Você já perguntou algo a um chatbot e sentiu que ele não entendeu nada? Você diz algo com um pouco de nuance, e a IA simplesmente ignora a sutileza. Esse é exatamente o problema que os pesquisadores estão tentando resolver.

Embora a conexão emocional com a IA possa parecer mais profunda do que uma conversa humana para muitos usuários, a maioria dos sistemas de IA atuais ainda trata uma frase como um bloco único de sentimento. Se você mistura elogios e críticas, as nuances muitas vezes se perdem.

A pesquisa , conduzida por Zhifeng Yuan e Jin Yuan, apresenta um modelo capaz de decompor uma frase e compreender como você se sente em relação a cada parte, em vez de generalizar tudo em uma única resposta.

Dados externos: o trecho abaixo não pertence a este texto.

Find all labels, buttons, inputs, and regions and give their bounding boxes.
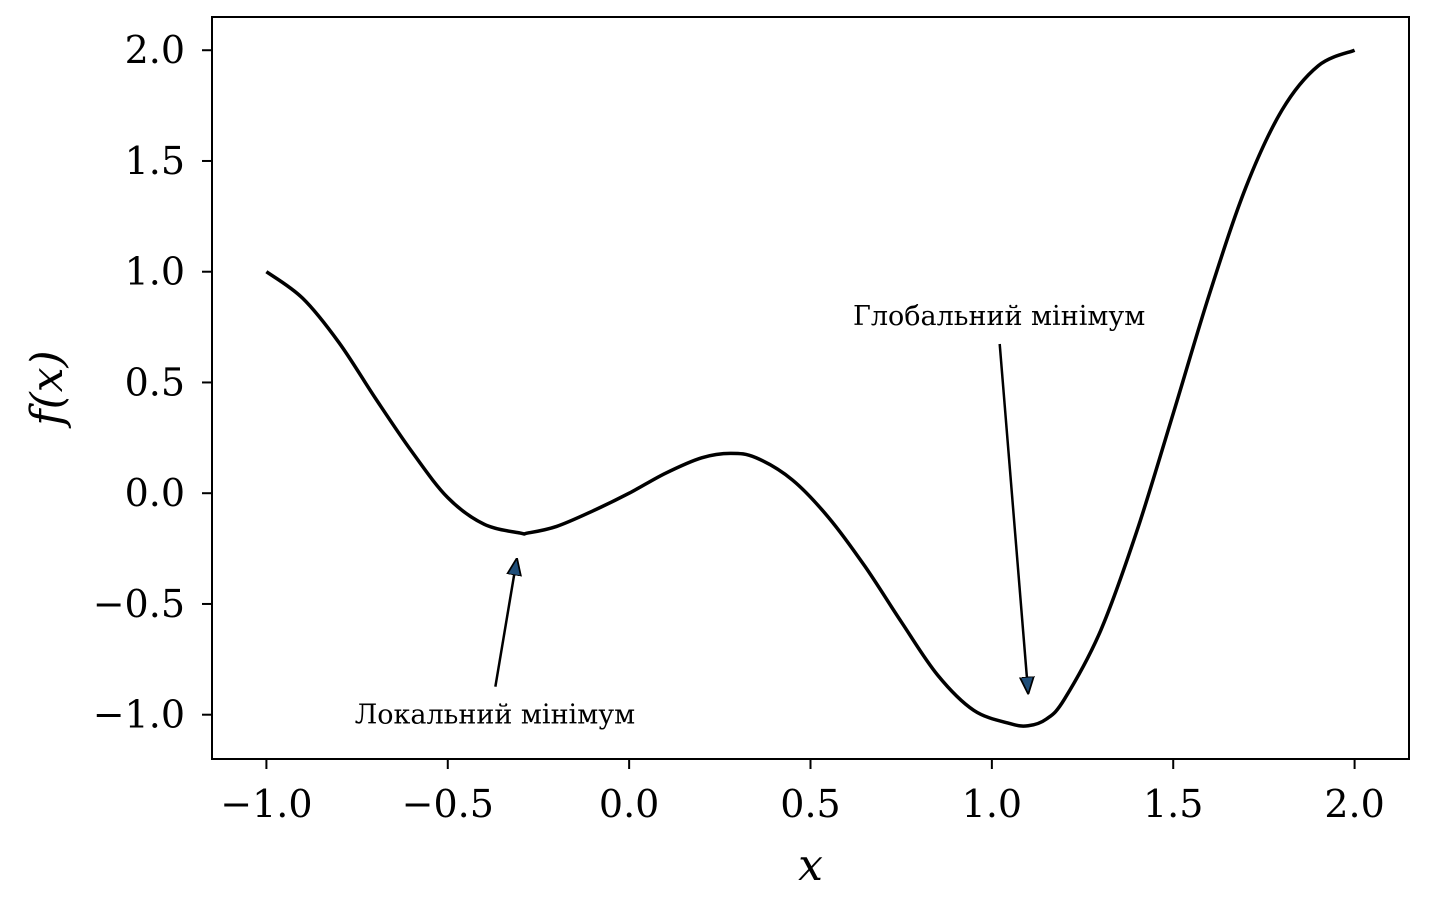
plot-area-frame [211, 16, 1410, 760]
y-axis-ticks: −1.0 −0.5 0.0 0.5 1.0 1.5 2.0 [93, 28, 212, 737]
y-tick-label: 1.0 [125, 250, 185, 294]
y-tick-label: 0.0 [125, 471, 185, 515]
y-tick-label: −0.5 [93, 582, 185, 626]
y-tick-label: 0.5 [125, 360, 185, 404]
y-tick-label: −1.0 [93, 693, 185, 737]
x-tick-label: −1.0 [220, 782, 312, 826]
annotation-label: Глобальний мінімум [853, 301, 1145, 332]
annotations: Локальний мінімум Глобальний мінімум [355, 301, 1145, 731]
annotation-label: Локальний мінімум [355, 700, 635, 731]
y-tick-label: 1.5 [125, 139, 185, 183]
x-axis-label: x [798, 840, 823, 891]
x-tick-label: 1.0 [962, 782, 1022, 826]
x-tick-label: 1.5 [1143, 782, 1203, 826]
x-tick-label: 2.0 [1324, 782, 1384, 826]
y-tick-label: 2.0 [125, 28, 185, 72]
x-tick-label: −0.5 [402, 782, 494, 826]
annotation-arrow [494, 560, 516, 687]
x-tick-label: 0.0 [599, 782, 659, 826]
annotation-arrow [998, 343, 1028, 693]
data-series-line [265, 48, 1356, 728]
x-axis-ticks: −1.0 −0.5 0.0 0.5 1.0 1.5 2.0 [220, 759, 1385, 826]
x-tick-label: 0.5 [780, 782, 840, 826]
y-axis-label: f(x) [22, 350, 73, 428]
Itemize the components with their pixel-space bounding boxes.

Como esse sistema ajuda a IA a entender melhor sua intenção

Pense em uma frase como: "A comida estava ótima, mas o serviço foi péssimo". Um chatbot de IA típico teria dificuldades porque a frase contém emoções tanto positivas quanto negativas.

O modelo proposto analisa cada parte da frase separadamente e conecta cada emoção ao sujeito correto. Para isso, ele utiliza uma "rede de atenção a palavras-chave emocionais".

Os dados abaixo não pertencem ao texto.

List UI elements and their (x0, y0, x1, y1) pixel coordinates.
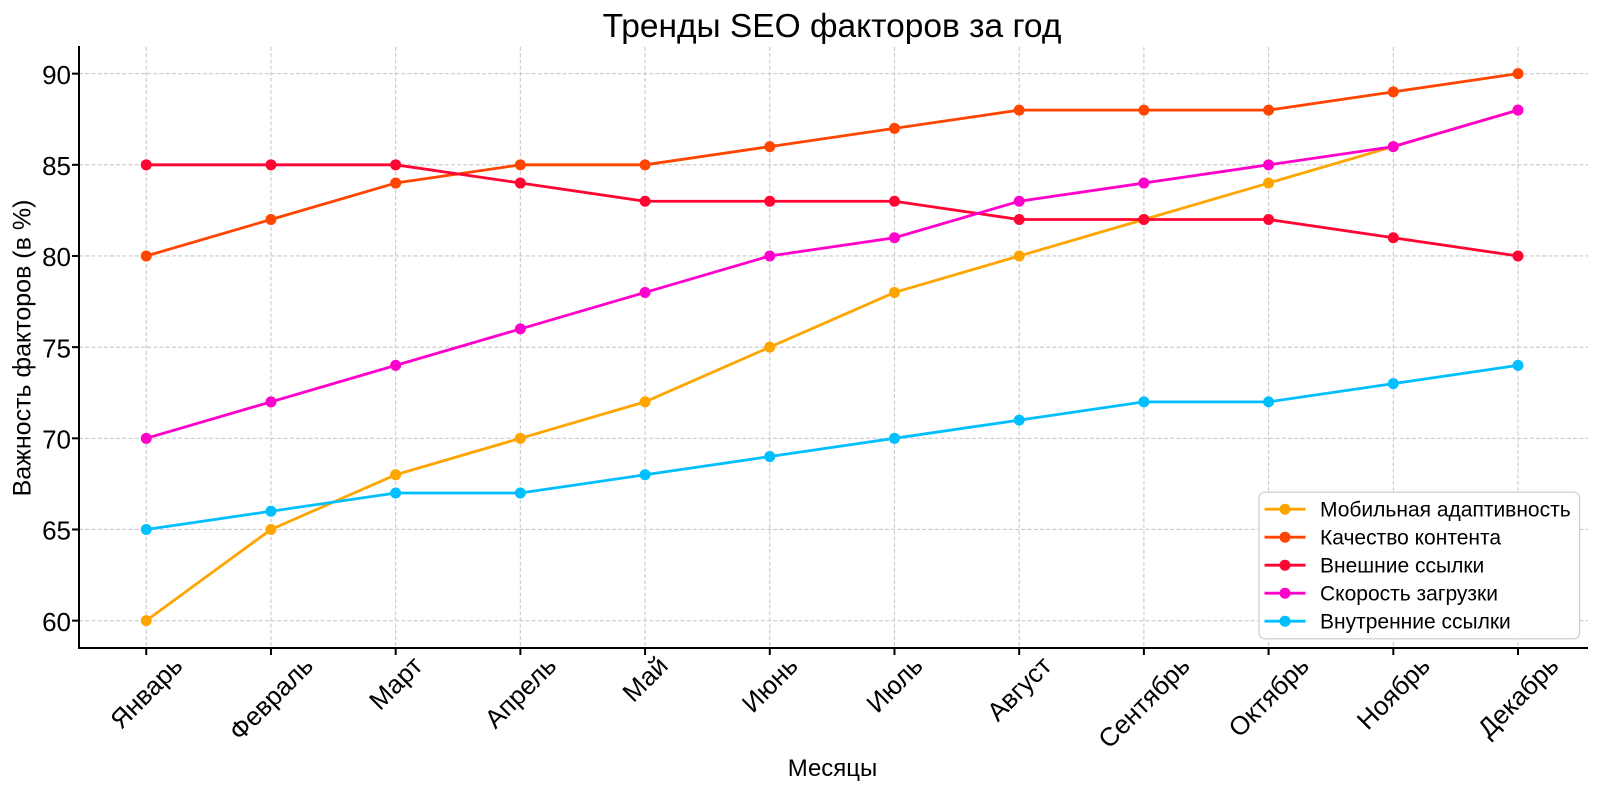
svg-text:Скорость загрузки: Скорость загрузки (1320, 582, 1498, 605)
svg-text:80: 80 (42, 242, 71, 272)
svg-text:90: 90 (42, 60, 71, 90)
svg-text:Внутренние ссылки: Внутренние ссылки (1320, 610, 1511, 633)
svg-text:Внешние ссылки: Внешние ссылки (1320, 554, 1484, 577)
svg-text:70: 70 (42, 425, 71, 455)
svg-text:Тренды SEO факторов за год: Тренды SEO факторов за год (603, 8, 1062, 45)
svg-text:Мобильная адаптивность: Мобильная адаптивность (1320, 498, 1571, 521)
svg-text:85: 85 (42, 151, 71, 181)
svg-text:60: 60 (42, 607, 71, 637)
svg-text:65: 65 (42, 516, 71, 546)
svg-text:75: 75 (42, 333, 71, 363)
svg-text:Месяцы: Месяцы (788, 755, 878, 782)
svg-text:Важность факторов (в %): Важность факторов (в %) (9, 200, 37, 497)
svg-text:Качество контента: Качество контента (1320, 526, 1501, 549)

Em termos simples, ensina a IA a se concentrar em palavras que carregam emoções fortes, como "ótimo" ou "terrível". Essas palavras guiam o sistema para entender o que é mais importante na frase.

O modelo então associa esses sinais emocionais a um aspecto específico. Ele aprende que "ótimo" se aplica à comida, enquanto "péssimo" se aplica ao serviço. Esse processo, conhecido como análise de sentimento em nível de aspecto, torna as respostas muito mais precisas.

Ele também utiliza mecanismos de atenção para compreender o contexto, portanto não depende apenas de palavras-chave. Consegue descobrir como diferentes partes de uma frase se conectam. Os pesquisadores afirmam que esse método tem um desempenho melhor do que os modelos existentes em testes de desempenho padrão.

Essa abordagem pode fazer com que os chatbots de IA pareçam mais humanos.

Se amplamente adotada, essa tecnologia poderia mudar a forma como a IA responde em situações reais. Os chatbots poderiam lidar com feedbacks mais complexos de forma eficaz, em vez de recorrerem a respostas genéricas. Os sistemas de suporte ao cliente poderiam identificar exatamente o que deu errado e responder com maior precisão.

Embora cresçam as preocupações sobre os chatbots de IA espelharem traços de personalidade humana de forma demasiado precisa, uma coisa é certa: a IA veio para ficar e, para fazer parte das conversas do dia a dia, precisa aprimorar sua capacidade de interpretar o ambiente.